Despite being highly driven, it can be quite challenging – even for me, to ignore instant gratification and focus on long-term results. Those who know me well know I love ice cream, cookies, pies, pizza, and Mexican food. I indulged and took part in the “good life,” but my overall goal was to eat clean 90% of the time during my off-season. I knew if I stuck with this, I would maintain my overall physique until it was time for me to begin training for my next competition. To be a top performer, your long-term goals must outweigh your short-term desires.
Like many people, I struggled with balancing everything in life and having a good off-season. On many occasions I was not able to make it to the gym more than a few times a week. What kept me going was:
- 1. Knowing that I am and must be a walking talking billboard for clients;
- 2. Listening to my body. When I am fatigued, I rest (aiming for 7-8 hours a day);
- 3. Exercising early in the morning before my day gets started; and,
- 4. Utilizing a season training model like the one I teach my clients.
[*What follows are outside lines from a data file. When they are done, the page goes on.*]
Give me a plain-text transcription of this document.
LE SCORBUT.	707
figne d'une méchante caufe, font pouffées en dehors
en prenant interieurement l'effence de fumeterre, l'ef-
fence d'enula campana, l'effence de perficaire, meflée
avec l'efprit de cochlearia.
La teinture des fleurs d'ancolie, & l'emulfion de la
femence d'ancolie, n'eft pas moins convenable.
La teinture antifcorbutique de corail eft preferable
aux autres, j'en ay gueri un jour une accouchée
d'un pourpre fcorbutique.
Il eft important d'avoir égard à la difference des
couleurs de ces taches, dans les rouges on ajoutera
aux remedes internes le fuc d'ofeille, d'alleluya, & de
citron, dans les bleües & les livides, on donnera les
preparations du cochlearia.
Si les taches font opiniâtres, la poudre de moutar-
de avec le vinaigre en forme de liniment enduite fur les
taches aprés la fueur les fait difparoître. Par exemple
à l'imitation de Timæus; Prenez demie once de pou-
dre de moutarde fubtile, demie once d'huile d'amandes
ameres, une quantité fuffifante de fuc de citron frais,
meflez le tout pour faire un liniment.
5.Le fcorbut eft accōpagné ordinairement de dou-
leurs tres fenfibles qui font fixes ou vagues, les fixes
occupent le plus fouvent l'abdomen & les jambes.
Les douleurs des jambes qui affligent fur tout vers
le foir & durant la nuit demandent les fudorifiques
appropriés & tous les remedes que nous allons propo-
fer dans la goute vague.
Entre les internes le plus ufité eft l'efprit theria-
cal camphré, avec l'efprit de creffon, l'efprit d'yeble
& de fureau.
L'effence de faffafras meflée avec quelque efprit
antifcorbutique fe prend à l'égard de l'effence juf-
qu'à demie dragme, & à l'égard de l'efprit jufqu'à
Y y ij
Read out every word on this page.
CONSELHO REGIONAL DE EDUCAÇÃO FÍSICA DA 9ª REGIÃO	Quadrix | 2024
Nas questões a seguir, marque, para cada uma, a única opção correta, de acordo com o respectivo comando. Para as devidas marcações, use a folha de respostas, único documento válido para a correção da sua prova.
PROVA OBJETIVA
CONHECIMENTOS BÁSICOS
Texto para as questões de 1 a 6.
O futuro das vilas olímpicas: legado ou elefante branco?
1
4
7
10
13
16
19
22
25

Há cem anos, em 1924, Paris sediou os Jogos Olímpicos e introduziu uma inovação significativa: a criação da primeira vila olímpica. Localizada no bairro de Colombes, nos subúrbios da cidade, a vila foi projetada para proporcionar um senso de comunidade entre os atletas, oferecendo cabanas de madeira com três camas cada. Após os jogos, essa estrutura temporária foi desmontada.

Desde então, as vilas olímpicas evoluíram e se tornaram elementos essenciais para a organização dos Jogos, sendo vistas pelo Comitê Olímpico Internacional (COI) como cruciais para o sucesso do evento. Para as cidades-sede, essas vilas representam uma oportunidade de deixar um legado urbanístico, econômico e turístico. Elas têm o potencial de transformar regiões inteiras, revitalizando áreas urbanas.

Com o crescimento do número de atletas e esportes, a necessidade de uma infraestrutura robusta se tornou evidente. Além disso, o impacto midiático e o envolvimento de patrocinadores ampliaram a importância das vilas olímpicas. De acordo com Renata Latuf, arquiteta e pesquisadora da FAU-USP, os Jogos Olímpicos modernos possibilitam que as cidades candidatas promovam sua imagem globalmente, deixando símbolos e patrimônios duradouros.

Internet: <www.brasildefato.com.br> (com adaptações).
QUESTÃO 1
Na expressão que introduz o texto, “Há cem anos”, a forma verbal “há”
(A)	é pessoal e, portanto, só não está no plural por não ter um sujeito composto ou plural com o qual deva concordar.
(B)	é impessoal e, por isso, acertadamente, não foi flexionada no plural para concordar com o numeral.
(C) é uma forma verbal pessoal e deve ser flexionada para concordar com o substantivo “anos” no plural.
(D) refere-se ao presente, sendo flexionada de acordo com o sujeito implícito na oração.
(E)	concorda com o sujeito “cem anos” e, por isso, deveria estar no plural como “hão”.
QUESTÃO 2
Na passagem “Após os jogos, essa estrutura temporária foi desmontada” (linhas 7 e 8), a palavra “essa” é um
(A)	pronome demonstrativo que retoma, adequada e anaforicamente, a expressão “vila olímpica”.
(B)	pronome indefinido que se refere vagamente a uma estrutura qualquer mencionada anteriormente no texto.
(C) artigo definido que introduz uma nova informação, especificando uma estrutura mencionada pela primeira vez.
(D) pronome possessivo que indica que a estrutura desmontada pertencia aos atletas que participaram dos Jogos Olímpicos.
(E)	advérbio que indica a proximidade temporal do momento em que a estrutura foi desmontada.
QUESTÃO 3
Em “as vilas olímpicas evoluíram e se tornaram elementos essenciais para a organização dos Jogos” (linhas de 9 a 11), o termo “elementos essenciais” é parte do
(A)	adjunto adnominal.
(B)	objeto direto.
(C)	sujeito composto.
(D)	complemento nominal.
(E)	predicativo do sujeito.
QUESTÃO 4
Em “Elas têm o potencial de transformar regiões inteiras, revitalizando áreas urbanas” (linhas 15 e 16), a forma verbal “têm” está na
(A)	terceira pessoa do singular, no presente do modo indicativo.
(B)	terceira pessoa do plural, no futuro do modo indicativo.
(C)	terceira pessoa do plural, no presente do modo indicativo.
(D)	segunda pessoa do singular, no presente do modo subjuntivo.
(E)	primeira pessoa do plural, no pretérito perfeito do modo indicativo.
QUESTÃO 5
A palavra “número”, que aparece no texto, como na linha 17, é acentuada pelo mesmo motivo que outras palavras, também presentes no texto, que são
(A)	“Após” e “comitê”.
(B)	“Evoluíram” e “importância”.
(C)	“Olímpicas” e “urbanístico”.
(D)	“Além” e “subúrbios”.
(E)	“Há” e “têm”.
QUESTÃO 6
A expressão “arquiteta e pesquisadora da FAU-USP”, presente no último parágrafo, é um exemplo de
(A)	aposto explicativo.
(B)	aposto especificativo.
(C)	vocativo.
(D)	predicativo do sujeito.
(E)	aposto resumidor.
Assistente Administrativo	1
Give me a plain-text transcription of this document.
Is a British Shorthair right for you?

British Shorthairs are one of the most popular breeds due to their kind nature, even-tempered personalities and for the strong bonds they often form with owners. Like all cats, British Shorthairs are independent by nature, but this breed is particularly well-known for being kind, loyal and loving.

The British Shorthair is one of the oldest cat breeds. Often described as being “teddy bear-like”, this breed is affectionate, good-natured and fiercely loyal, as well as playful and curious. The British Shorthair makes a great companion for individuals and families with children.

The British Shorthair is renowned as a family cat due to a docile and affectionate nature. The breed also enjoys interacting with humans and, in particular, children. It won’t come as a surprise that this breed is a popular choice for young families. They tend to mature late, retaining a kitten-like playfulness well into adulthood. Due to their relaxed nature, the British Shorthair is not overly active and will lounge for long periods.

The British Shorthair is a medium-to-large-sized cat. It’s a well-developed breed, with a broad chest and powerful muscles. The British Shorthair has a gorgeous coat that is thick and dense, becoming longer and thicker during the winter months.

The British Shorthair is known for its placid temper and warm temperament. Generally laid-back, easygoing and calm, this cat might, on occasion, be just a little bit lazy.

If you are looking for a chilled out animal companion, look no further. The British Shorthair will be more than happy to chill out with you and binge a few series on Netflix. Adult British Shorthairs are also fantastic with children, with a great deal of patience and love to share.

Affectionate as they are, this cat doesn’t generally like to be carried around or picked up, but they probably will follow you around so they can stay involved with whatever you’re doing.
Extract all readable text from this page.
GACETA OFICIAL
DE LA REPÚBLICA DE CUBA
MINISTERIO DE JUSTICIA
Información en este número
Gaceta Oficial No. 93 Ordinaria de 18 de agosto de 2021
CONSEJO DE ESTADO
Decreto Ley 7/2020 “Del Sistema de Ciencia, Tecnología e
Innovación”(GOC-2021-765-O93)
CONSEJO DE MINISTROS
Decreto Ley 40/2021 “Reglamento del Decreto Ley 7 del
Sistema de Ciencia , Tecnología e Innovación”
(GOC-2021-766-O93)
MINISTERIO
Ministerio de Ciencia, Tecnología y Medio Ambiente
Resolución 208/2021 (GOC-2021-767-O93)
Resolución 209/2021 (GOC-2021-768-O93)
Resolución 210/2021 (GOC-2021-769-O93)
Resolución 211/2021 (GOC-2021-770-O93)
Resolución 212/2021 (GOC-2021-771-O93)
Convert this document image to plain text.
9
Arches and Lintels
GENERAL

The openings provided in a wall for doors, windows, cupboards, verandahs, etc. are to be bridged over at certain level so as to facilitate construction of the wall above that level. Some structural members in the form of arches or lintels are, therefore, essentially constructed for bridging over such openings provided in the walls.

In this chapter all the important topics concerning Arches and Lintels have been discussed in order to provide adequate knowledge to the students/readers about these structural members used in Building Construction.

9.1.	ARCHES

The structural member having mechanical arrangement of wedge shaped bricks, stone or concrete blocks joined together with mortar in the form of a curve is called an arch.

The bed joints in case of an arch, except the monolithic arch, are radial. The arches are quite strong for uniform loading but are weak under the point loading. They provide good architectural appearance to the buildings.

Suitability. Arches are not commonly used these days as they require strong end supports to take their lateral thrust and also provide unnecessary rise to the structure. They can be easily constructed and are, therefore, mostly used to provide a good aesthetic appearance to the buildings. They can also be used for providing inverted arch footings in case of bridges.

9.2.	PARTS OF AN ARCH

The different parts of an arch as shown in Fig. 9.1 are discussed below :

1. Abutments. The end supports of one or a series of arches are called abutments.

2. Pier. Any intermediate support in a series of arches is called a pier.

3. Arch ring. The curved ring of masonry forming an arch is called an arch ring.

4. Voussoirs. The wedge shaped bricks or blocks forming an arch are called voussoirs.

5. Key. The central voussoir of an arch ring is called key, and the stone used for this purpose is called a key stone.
Your body cannot stay in a high-intense training mode year-round. I trained according to my goals. My regimen when in-season for competing was completely different from when I was more relaxed in the off-season.
Human nature leads us to be our own worst critics. This can quickly foster self-doubt, especially when success does not come immediately. In my first show, I did not even come close to placing. My horrible placement caused me to train fervently during my entire off-season the following year. All my arduous work and sacrifice paid off; I won my professional card during my second show. However, I learned that pro-level competing was a monster all on its own. Between 2006 and 2009, I never placed in a show. I endured four long years of disappointments and setbacks. I began to question whether I could compete at that level. Despite my moments of self-doubt, I pushed forward. Finally, in 2010, I began placing.
As with any setback in life you must be resilient. That is what drove me to keep going year after year. At the end of the day, I was able to accomplish my goals, and retire with content. As Gandhi said, “Glory lies in the attempt to achieve one’s goal and not in attaining it.” Both peaks and valleys filled my journey. Overcoming those valleys brought me the most joy.